ABSTRACT Objectives Sleep disorders are prevalent in children with Down Syndrome (DS). However, sleep treatment is not always readily accessed by this group. This study aims to understand families’ experiences of having a child with DS and sleep difficulties, and in particular, their healthcare experiences, with the goal of informing practice improvements. Methods We conducted semi-structured interviews with 34 parents (fathers n = 4 and mothers n = 30) with open-ended questions about parents’ experiences of sleep, family dynamics, and healthcare. We operationalized a reflexive Thematic Analysis. Results Parents normalized their experiences of having a child with DS and sleep problems.

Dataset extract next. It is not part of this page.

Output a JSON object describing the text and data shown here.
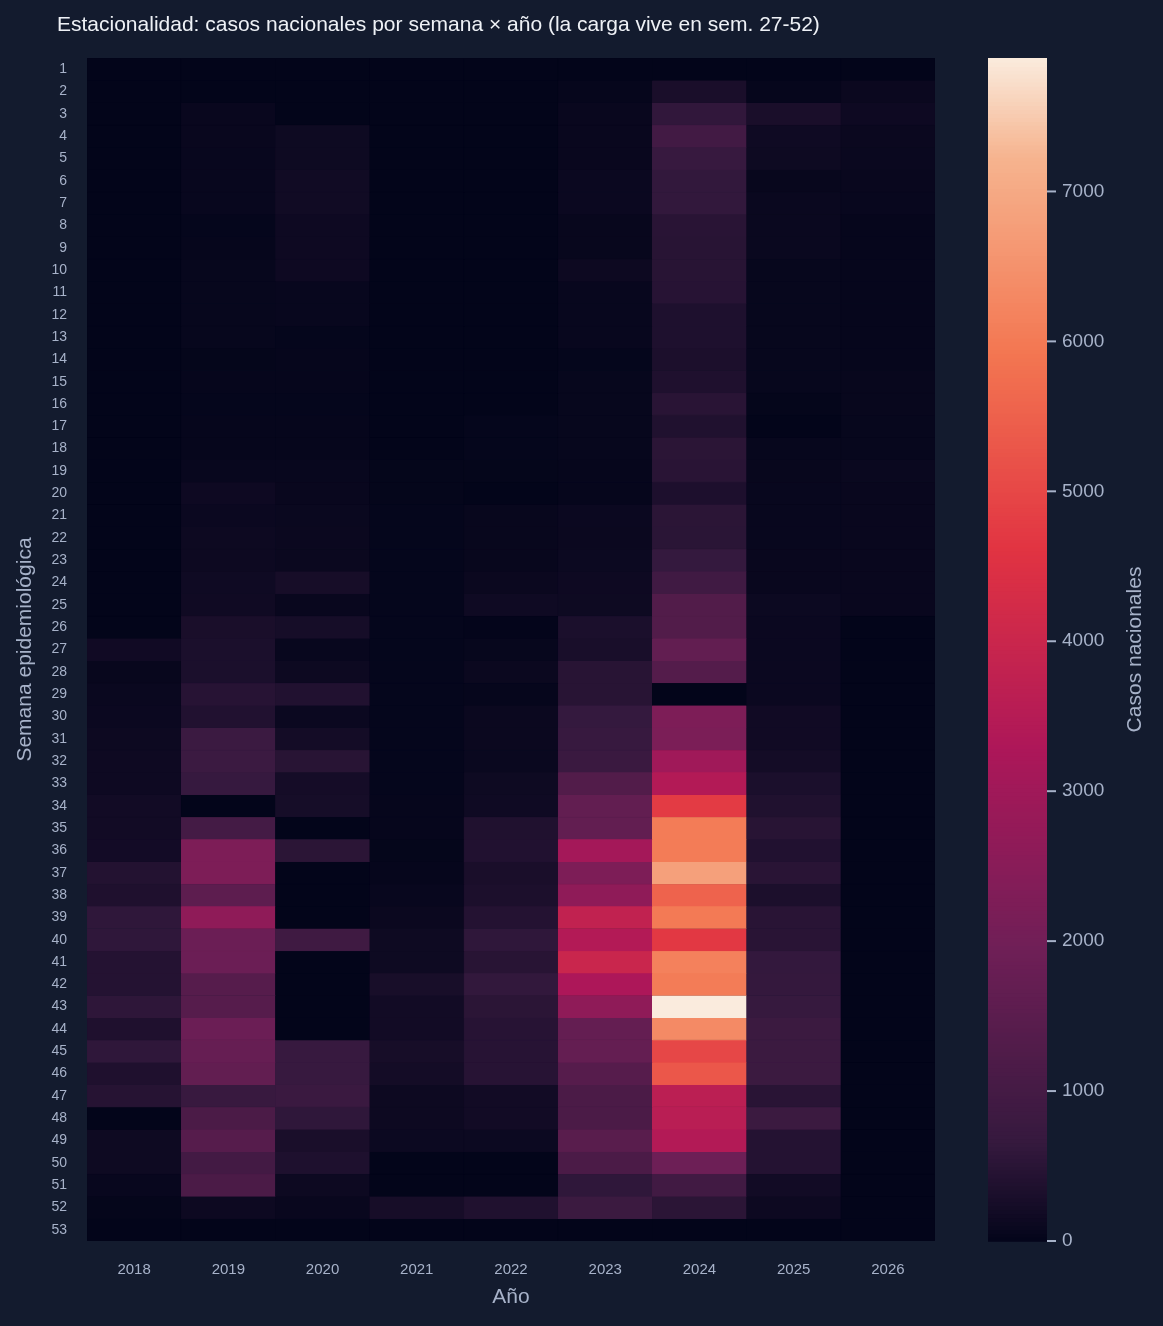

Parents acknowledged that sleep disruption has adverse and pervasive impacts on their wellbeing and family dynamics, but also found this difficult to identify as a health problem. They accepted sleep difficulties as a regular part of bringing up any child, particularly one with a disability. When they did seek treatment for their child’s sleep difficulties, parents often reported encountering insensitive and inadequate care and described that, at times, healthcare professionals also normalized children’s sleep difficulties, resulting in sub-optimal treatment. This included at times failure to refer to tertiary sleep medicine services when required. Conclusions Parents’ and healthcare professionals’ normalization of sleeping difficulties denies that they are both deleterious and modifiable. Practice implications include raising healthcare professionals’ awareness of the importance of proactively addressing sleep, with sensitivity to families’ normalization strategies, recognizing that families may require prompting to report concerns.